Acta fabula
ISSN 2115-8037

2018
Février 2018 (volume 19, numéro 2)
titre article
Arnaud Verret

Au‑delà des –ismes : pour un naturalisme réactualisé

Céline Grenaud‑Tostain, Olivier Lumbroso (éds), Naturalisme. Vous avez dit naturalismes ?, Paris : Presses Sorbonne Nouvelle, 2016, 220 p., EAN 9782878546897.

1Aboutissement d’un colloque intitulé « Héritages naturalistes » (Paris, 11‑13 juin 2015), le présent ouvrage reprend, sous forme de recueil d’articles, la plupart des communications qui ont alors été proposées. Composé de deux‑cent‑vingt pages, il se divise en trois parties principales précédées d’un avant‑propos et d’un prologue et suivies, en fin de volume, d’un index et d’une notice sur les auteurs. Chaque partie débute par un résumé qui permet d’entrevoir avec clarté le lien existant entre les différents exposés.

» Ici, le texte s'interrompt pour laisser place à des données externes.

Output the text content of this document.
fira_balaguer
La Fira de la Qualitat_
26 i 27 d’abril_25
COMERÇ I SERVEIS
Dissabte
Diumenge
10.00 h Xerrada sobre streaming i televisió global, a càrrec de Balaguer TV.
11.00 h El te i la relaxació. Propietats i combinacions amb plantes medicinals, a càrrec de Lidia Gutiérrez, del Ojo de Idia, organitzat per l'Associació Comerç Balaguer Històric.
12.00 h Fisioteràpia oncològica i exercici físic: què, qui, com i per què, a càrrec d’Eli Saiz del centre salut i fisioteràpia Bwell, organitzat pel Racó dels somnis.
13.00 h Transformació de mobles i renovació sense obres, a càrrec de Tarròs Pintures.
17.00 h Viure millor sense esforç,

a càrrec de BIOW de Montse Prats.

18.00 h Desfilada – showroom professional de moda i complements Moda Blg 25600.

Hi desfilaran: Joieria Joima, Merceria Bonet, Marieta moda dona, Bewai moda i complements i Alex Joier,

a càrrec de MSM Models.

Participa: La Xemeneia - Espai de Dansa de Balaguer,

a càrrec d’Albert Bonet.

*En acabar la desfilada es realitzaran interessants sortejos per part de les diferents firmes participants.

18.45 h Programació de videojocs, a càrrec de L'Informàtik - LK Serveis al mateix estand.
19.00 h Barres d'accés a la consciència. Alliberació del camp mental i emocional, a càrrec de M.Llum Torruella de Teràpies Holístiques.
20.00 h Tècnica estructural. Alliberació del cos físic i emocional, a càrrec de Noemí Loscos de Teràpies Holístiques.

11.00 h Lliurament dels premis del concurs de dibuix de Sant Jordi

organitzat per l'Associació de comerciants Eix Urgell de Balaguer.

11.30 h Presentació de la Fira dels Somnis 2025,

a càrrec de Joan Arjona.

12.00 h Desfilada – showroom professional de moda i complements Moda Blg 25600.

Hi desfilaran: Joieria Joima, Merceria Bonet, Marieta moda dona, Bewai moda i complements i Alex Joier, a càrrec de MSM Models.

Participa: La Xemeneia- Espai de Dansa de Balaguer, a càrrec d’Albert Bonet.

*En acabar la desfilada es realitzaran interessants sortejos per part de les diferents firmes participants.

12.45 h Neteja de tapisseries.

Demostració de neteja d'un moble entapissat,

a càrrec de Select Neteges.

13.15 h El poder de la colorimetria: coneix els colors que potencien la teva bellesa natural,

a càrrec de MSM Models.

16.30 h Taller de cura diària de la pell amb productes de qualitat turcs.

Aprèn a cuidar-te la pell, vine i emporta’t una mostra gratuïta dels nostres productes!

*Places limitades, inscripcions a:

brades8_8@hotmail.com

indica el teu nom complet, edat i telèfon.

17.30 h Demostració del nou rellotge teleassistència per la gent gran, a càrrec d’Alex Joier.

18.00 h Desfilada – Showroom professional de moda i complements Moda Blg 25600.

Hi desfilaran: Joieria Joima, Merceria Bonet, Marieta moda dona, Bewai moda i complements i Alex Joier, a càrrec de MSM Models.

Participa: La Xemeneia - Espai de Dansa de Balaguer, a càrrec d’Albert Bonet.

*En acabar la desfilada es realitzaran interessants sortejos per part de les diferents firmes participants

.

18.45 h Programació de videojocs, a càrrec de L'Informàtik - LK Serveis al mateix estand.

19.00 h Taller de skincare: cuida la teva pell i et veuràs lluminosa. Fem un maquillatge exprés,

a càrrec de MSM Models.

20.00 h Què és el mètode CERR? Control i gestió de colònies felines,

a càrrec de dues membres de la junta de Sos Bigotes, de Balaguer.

2La problématique qui sous-tend le livre est explicitée dès les premières pages rédigées par les deux éditeurs, Céline Grenaud‑Tostain et Olivier Lumbroso. Elle est à la fois simple et ambitieuse : quel est l’héritage du naturalisme et en quoi ce legs permet‑il de le revisiter pour en avoir une connaissance plus juste ? Un constat, double et paradoxal, motive cette interrogation : on ne cesse en effet de vouloir faire sortir les grands auteurs du naturalisme — dans lequel ils se sont pourtant reconnus — pour montrer qu’ils le dépassent, en même temps qu’on ne cesse de chercher d’autres représentants de ce moment de la littérature pour redécouvrir ceux que l’on surnomme les « petits » ou identifier ceux que l’on baptise les « néo‑naturalistes ». D’un côté le besoin se fait ressentir d’échapper à un estampillage réducteur, de l’autre de se raccrocher à des dénominations rassurantes.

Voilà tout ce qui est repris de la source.